Seketika memori di Menara Galata berseliweran. Untuk pertama kali Mayang merasakan salju memenuhi telapak tangannya. Pelan-pelan dia melakukan hal serupa. Membiarkan tangannya dingin.
“Kau suka?” East mendongak menjangkau wajah Mayang di belakang kursi roda.
Mayang menurunkan pandangan. “Ya, dingin.”
East mengembus napas, membuat asap keluar dari hidungnya.
“Bagi orang yang hidup di dua musim, salju adalah hal yang menakjubkan,” ujar Mayang. “Kami tak pernah menemukannya di Madagaskar.”
“Aku selalu mencintai negaramu,” timpal East. “Banyak hal kudapati di sana.”

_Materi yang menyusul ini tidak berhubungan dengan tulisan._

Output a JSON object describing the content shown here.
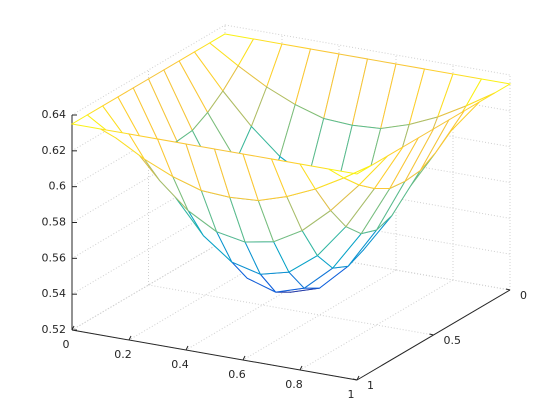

Sementara itu dari kejauhan, di dalam mobil--di depan bulevar rumah sakit, Jaide tak melepaskan pandangannya ke serambi kiri rumah sakit. Sejak tadi pria itu belum pulang. Dia memperhatikan East dan Mayang.
Jaide mengulum bibir.
“Bagaimana? Apa kita pulang sekarang?” tanya Hakan yang berada di samping.
Jaide mengangguk.
Hakan memutar setir dan berlalu dari bulevar.
Salju perlahan mereda. Mayang dan East masih betah di serambi. East meminta Mayang membantunya duduk di kursi serambi. Mereka bersisian dengan menjauhkan pandangan ke taman. Sepuluh menit mereka membicarakan banyak hal, mengenang cerit di Toamasina.
Sungguh Mayang merasa kali ini, East cukup cerewet.
“Sekali lagi aku berterima kasih, kamu sudah datang menemuiku,” tutur East. “Meski dengan cara yang mungkin salah.”
“Tak ada yang salah East.”
“Aku hanya merasa seperti seorang penipu.”
“Aku memahamimu.”
Setengah menit mereka hening. Yang terdengar hanya semilir angin.
“Kau tahu, aku menyukaimu,” ujar East lagi.
Mayang menghela napas. Fokus pandangannya masih ke depan. Jelas wanita ini menyadarinya.
“Aku jatuh hati padamu sejak pertama kali bertemu. Kau ingat acara amal di pantai Mahavelona? Di situlah aku pertama kali melihatmu. Sibuk mengoordinir para tamu. Kau bahkan terlihat manis meski penuh keringat karena bolak-balik,” kenang East “Dan aku tak akan pernah melupakan itu.”
Aku juga.
“Bolehkah aku bersandar di bahumu?” pinta East kemudian.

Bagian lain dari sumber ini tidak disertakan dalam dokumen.